En la matière, les instances de l’arbitrage appliquent donc un protocole réglementaire prédéfini et qui ne laisse que peu de marge de manœuvre, sous la forme d’un cheminement interrogatif : y a-t-il jeu dangereux dans un ruck, à savoir un joueur chargeant sans se lier à un autre joueur ? Oui. Le geste est-il accompagné de vitesse ? Oui. De force ? Oui. Dix semaines, comme sanction de base. Point barre. La protection des joueurs est à ce prix, c’est donc tant mieux. Et charge à la défense, généralement en plaidant culpabilité et remords, de faire réduire la peine. Ce que la FFR avait déjà réussi, en première instance en obtenant une réduction de sanction à six semaines. Ce qu’elle est une deuxième fois parvenue à obtenir, en appel, pour ouvrir la voie de son joueur vers le Mondial. Félicitations à elle. Et tant mieux pour lui.

Mais dans l’actualité commissionnaire de ce début de semaine, une question nous heurte : dans un monde de justice comme devrait l’être le rugby professionnel, quelle équité plaider entre Paul Gabrillagues, même soulagé de trois semaines de suspension, et l’Irlandais Rob Kearney, auteur samedi dernier d’une découpe à pleine vitesse sur l’Anglais Tom Curry ?

Encore une fois, passons sur le cas de l’arbitre, Nigel Owens dans le cas qui nous intéresse. Si les joueurs ont le droit de rater un coup de pied ou une passe, les arbitres ont tout autant le droit de ne pas tout voir des agissements sur un terrain. Mais la vidéo, alors ? À quoi sert-elle ? En direct, elle n’a servi à rien. Pire, elle n’a pas plus convaincu les juges de la commission de convoquer Rob Kearney, pour répondre de son geste, qui alliait pourtant irrégularité, force et vitesse. Pour le dire plus clairement : une brave manchette à la gorge, à retardement qui plus est.
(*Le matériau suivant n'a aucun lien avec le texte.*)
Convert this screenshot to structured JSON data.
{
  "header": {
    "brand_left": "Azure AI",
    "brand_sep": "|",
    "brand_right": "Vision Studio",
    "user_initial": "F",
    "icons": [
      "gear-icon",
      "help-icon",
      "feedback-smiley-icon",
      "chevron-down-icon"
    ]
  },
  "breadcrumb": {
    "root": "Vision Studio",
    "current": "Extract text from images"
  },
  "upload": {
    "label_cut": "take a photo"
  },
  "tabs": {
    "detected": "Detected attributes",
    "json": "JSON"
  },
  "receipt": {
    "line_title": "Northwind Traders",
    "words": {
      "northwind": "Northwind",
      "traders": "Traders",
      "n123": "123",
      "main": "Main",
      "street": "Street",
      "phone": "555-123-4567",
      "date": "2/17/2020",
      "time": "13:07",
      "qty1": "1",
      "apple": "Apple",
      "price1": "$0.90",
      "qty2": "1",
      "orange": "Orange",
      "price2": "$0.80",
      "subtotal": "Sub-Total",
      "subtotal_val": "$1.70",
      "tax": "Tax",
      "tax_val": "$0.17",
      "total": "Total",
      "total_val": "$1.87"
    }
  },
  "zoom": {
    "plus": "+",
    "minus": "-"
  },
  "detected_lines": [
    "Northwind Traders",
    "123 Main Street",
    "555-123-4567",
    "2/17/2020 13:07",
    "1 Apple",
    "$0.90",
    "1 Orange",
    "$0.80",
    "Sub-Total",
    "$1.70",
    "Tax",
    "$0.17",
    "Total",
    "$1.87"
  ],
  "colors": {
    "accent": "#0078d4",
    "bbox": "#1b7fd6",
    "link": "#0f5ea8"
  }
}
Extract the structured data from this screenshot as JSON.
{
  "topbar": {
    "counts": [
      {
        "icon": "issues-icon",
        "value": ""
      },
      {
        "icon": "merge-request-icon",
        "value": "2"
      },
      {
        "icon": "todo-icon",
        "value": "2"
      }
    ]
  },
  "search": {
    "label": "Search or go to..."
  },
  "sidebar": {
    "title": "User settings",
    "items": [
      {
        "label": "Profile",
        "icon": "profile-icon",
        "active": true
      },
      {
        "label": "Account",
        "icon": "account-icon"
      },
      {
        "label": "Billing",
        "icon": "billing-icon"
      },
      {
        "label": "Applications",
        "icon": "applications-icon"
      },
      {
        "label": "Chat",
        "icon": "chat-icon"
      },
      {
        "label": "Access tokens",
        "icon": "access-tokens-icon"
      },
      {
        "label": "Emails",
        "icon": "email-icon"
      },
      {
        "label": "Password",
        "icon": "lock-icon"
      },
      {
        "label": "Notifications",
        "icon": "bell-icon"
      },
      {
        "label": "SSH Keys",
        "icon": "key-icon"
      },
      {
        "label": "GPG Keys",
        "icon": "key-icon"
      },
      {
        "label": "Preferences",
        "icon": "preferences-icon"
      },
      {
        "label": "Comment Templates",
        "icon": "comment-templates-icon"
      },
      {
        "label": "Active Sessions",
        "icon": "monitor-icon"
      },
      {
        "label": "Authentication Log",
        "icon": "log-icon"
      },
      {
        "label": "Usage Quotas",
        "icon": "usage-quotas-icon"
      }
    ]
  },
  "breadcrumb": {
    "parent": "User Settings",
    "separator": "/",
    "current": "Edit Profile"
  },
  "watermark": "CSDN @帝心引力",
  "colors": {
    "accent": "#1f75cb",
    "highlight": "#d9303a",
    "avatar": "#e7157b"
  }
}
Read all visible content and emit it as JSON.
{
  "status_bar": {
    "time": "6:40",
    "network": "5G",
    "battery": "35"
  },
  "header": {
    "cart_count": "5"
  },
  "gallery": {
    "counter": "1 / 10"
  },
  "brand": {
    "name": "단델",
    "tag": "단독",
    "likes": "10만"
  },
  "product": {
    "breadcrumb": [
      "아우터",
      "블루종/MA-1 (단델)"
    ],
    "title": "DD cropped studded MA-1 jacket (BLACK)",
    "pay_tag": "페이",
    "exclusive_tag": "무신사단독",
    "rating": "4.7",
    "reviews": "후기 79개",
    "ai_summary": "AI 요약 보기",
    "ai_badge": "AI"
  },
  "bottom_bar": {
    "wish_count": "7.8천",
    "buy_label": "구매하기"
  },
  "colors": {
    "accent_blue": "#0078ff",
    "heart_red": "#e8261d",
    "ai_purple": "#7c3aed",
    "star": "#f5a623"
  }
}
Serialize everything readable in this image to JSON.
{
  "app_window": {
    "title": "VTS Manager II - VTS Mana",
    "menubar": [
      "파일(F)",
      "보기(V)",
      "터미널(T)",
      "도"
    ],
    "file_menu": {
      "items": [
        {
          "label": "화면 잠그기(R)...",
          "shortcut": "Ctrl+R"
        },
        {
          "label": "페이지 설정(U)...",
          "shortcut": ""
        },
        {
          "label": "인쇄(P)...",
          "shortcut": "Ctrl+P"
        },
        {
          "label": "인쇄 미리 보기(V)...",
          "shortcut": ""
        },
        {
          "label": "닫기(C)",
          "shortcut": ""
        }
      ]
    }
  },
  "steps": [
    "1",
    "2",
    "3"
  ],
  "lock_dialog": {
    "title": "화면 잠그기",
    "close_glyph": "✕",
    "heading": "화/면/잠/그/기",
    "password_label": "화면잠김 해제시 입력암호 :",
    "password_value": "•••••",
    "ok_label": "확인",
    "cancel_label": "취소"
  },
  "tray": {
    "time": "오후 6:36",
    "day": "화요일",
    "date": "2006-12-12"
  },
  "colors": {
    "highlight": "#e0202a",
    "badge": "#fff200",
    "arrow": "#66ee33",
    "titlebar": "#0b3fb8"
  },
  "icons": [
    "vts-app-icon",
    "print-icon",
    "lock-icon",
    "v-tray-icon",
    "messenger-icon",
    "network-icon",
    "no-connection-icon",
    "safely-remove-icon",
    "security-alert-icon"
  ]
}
Voilà donc le rugby, dans sa stature mondiale, qui se couvre d’une incohérence suspecte à vingt-cinq jours de la neuvième Coupe du monde de son histoire. Les discours, en suivant, arguant d’autorité et de préoccupation sacralisée pour la santé des joueurs, auront le son du vent. Tant que ce sport n’assumera pas une cohérence équitable de ses sanctions, d’un match à l’autre, d’un pays à l’autre, les prochains Gabrillagues auront raison de gronder leur sort cruel. D’autres, pour des agissements au moins similaires, bénéficient d’une étrange clémence.